The proceedings explore knowledge organization systems and their role in knowledge organization, knowledge sharing, and information searching.

The papers cover a wide range of topics related to knowledge transfer, representation, concepts and conceptualization, social tagging, domain analysis, music classification, fiction genres, museum organization. The papers discuss theoretical issues related to knowledge organization and the design, development and implementation of knowledge organizing systems as well as practical considerations and solutions in the application of knowledge organization theory. Covered is a range of knowledge organization systems from classification systems, thesauri, metadata schemas to ontologies and taxonomies.

Zusammenfassung

Der Tagungsband untersucht Wissensorganisationssysteme und ihre Rolle bei der Wissensorganisation, dem Wissensaustausch und der Informationssuche.
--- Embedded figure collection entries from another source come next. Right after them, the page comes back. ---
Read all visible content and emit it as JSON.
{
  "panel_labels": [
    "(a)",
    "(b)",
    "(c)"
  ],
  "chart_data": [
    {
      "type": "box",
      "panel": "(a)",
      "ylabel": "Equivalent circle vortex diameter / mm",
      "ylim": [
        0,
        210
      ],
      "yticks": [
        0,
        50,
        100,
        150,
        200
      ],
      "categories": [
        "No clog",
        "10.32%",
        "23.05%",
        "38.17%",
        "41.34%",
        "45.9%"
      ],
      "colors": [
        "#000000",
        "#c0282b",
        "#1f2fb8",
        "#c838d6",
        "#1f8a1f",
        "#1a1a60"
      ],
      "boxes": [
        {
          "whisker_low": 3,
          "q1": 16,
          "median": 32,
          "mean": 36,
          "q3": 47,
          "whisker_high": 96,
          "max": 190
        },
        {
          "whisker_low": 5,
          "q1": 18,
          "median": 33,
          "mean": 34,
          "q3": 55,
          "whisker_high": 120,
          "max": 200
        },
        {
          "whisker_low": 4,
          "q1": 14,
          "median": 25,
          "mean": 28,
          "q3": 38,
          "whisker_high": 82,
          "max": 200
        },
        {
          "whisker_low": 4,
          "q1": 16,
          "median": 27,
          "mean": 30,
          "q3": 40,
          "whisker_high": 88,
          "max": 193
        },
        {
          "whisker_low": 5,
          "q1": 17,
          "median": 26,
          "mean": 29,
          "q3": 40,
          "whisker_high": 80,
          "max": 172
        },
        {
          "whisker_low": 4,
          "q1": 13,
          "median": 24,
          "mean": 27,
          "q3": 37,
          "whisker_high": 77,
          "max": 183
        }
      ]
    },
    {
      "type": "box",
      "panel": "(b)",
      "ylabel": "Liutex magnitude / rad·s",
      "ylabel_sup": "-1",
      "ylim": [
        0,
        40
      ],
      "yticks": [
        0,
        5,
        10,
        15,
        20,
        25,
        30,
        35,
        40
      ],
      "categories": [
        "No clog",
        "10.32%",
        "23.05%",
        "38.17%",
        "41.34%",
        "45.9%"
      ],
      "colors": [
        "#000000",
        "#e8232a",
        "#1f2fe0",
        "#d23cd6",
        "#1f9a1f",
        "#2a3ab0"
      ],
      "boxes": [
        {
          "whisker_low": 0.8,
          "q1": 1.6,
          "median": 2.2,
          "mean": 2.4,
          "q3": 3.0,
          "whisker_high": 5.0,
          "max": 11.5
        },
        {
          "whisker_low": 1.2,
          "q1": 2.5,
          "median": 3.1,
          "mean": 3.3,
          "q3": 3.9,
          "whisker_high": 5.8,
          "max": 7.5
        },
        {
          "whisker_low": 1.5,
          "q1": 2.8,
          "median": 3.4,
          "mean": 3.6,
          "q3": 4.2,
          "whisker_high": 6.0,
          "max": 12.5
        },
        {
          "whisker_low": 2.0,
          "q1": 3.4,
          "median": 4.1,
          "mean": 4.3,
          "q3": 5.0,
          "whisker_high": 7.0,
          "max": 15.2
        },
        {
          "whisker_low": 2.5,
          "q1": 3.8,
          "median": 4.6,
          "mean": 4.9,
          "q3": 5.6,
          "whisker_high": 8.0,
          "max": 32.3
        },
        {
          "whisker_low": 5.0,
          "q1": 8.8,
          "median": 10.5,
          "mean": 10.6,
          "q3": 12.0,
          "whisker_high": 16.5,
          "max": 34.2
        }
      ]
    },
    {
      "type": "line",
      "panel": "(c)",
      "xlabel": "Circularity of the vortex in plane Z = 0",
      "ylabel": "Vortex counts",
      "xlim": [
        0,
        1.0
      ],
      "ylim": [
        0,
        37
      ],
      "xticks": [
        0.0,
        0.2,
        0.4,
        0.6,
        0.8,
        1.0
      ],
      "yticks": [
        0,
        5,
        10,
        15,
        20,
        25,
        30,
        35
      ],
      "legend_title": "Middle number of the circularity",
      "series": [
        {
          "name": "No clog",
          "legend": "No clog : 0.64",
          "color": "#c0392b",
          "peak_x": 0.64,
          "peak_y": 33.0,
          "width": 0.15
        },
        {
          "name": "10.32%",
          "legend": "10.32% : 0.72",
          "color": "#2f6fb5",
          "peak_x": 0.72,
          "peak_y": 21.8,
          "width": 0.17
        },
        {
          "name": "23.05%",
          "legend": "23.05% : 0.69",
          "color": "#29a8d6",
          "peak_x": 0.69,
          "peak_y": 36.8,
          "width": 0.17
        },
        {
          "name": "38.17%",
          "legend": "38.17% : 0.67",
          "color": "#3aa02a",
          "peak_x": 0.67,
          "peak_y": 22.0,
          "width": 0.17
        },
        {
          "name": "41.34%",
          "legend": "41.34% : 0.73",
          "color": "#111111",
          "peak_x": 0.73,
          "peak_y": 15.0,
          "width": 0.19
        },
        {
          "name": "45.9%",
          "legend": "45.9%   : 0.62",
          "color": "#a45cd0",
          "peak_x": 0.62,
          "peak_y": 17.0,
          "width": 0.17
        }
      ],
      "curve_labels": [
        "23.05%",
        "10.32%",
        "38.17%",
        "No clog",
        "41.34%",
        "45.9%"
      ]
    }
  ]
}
Die Beiträge decken ein breites Spektrum von Themen ab, die mit Wissenstransfer, Repräsentation, Konzeptualisierung, Social Tagging, Domänenanalyse, Musikklassifizierung, Fiktionsgenres und Museumsorganisation zu tun haben. In den Beiträgen werden theoretische Fragen der Wissensorganisation und des Designs, der Entwicklung und Implementierung von Systemen zur Wissensorganisation sowie praktische Überlegungen und Lösungen bei der Anwendung der Theorie der Wissensorganisation diskutiert. Es wird eine Reihe von Wissensorganisationssystemen behandelt, von Klassifikationssystemen, Thesauri, Metadatenschemata bis hin zu Ontologien und Taxonomien.